Les innovations sont plutôt dans l’organisation des villes. La première infrastructure à mettre en place, elle est invisible. C’est la gestion de la vitesse. C’est de réduire la vitesse à 30km/h. Pas partout sur le réseau. Mais sur des parties importantes du réseau où on voudrait favoriser le passage et l’achalandage des cyclistes. C’est ce que la Suède et les Pays-Bas ont fait. Les accidents et les conflits qui peuvent survenir sur ces réseaux apaisés sont peu mortels. Dès qu’on permet une vitesse plus élevée, les accidents deviennent rapidement mortels. C’est important que, sur un réseau, les personnes qui ne font pas du vélo n’aient pas peur pour leur vie.

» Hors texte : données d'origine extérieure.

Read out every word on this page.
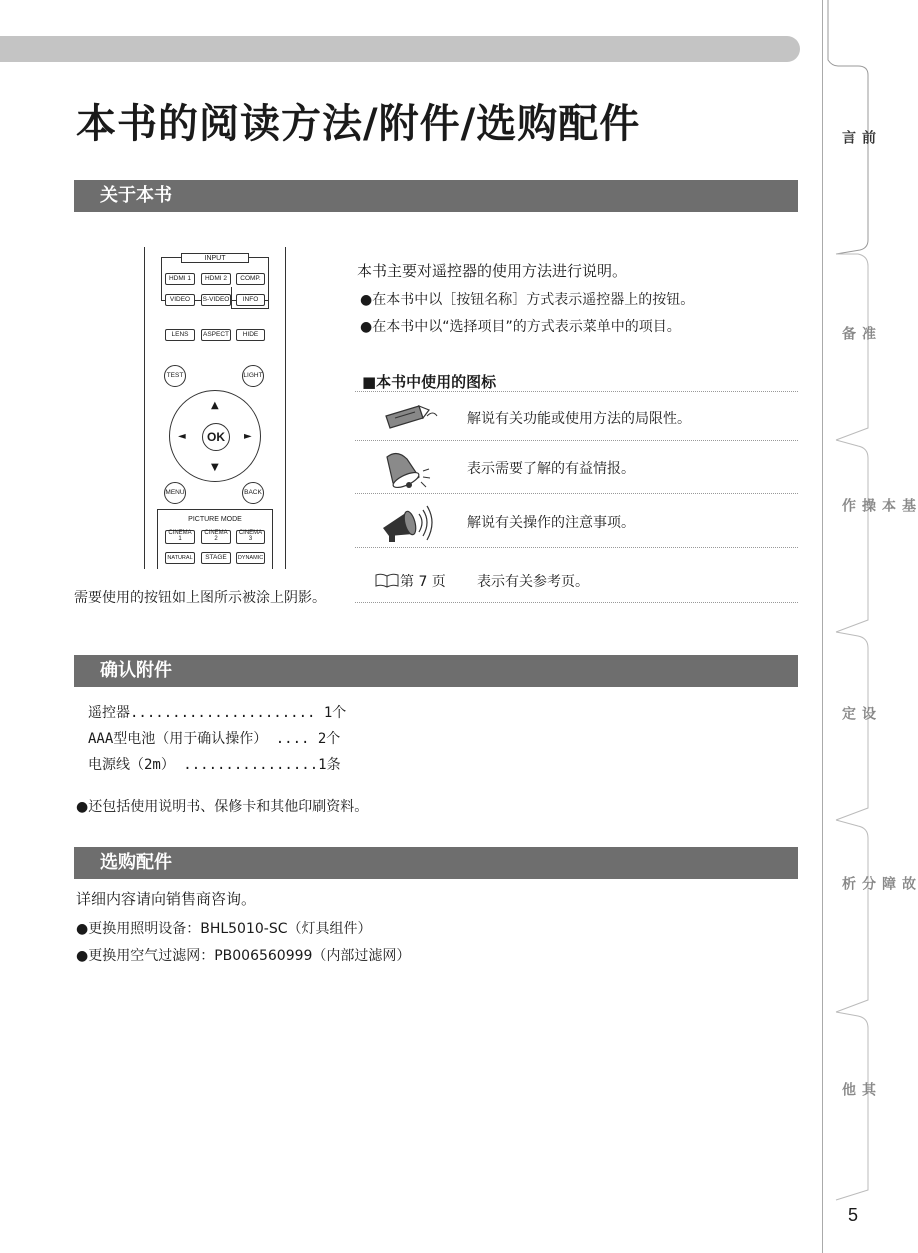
本书的阅读方法/附件/选购配件
关于本书
INPUT
HDMI 1	HDMI 2	COMP.
VIDEO	S-VIDEO	INFO
LENS	ASPECT	HIDE
TEST	LIGHT
▲
▼
◄	►
OK
MENU	BACK
PICTURE MODE
CINEMA
1
CINEMA
2
CINEMA
3
NATURAL	STAGE	DYNAMIC
需要使用的按钮如上图所示被涂上阴影。
本书主要对遥控器的使用方法进行说明。
●在本书中以［按钮名称］方式表示遥控器上的按钮。
●在本书中以“选择项目”的方式表示菜单中的项目。
■本书中使用的图标
解说有关功能或使用方法的局限性。
表示需要了解的有益情报。
解说有关操作的注意事项。
第 7 页 表示有关参考页。
确认附件
遥控器...................... 1个
AAA型电池（用于确认操作） .... 2个
电源线（2m） ................1条
●还包括使用说明书、保修卡和其他印刷资料。
选购配件
详细内容请向销售商咨询。
●更换用照明设备：BHL5010-SC（灯具组件）
●更换用空气过滤网：PB006560999（内部过滤网）
前言
准备
基本操作
设定
故障分析
其他
5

Quelle est la ville vélo par excellence?
Les villes qui sont leader au niveau mondial, c’est Copenhague, Amsterdam, Rotterdam, Bram et Munich. Il y a aussi des villes qui ont su rapidement développer la fréquentation du vélo comme Nantes ou Séville. Séville a fait passer sa part modale de vélos de moins de 1% à plus de 6% en l’espace de cinq ans. Ils ont réduit la vitesse au centre-ville et ils ont mis en place en peu de temps un réseau complet de pistes cyclables. Ce qui fait que n’importe qui à Séville a une piste cyclable à moins de 200m qui lui permet d’aller vers le centre et de circuler dans des conditions où la vitesse est limitée. Les voitures ne peuvent pas traverser la ville, mais les vélos le peuvent.

Avez-vous mesuré les bienfaits dont profitent les villes qui décident de laisser une plus grande place aux cyclistes?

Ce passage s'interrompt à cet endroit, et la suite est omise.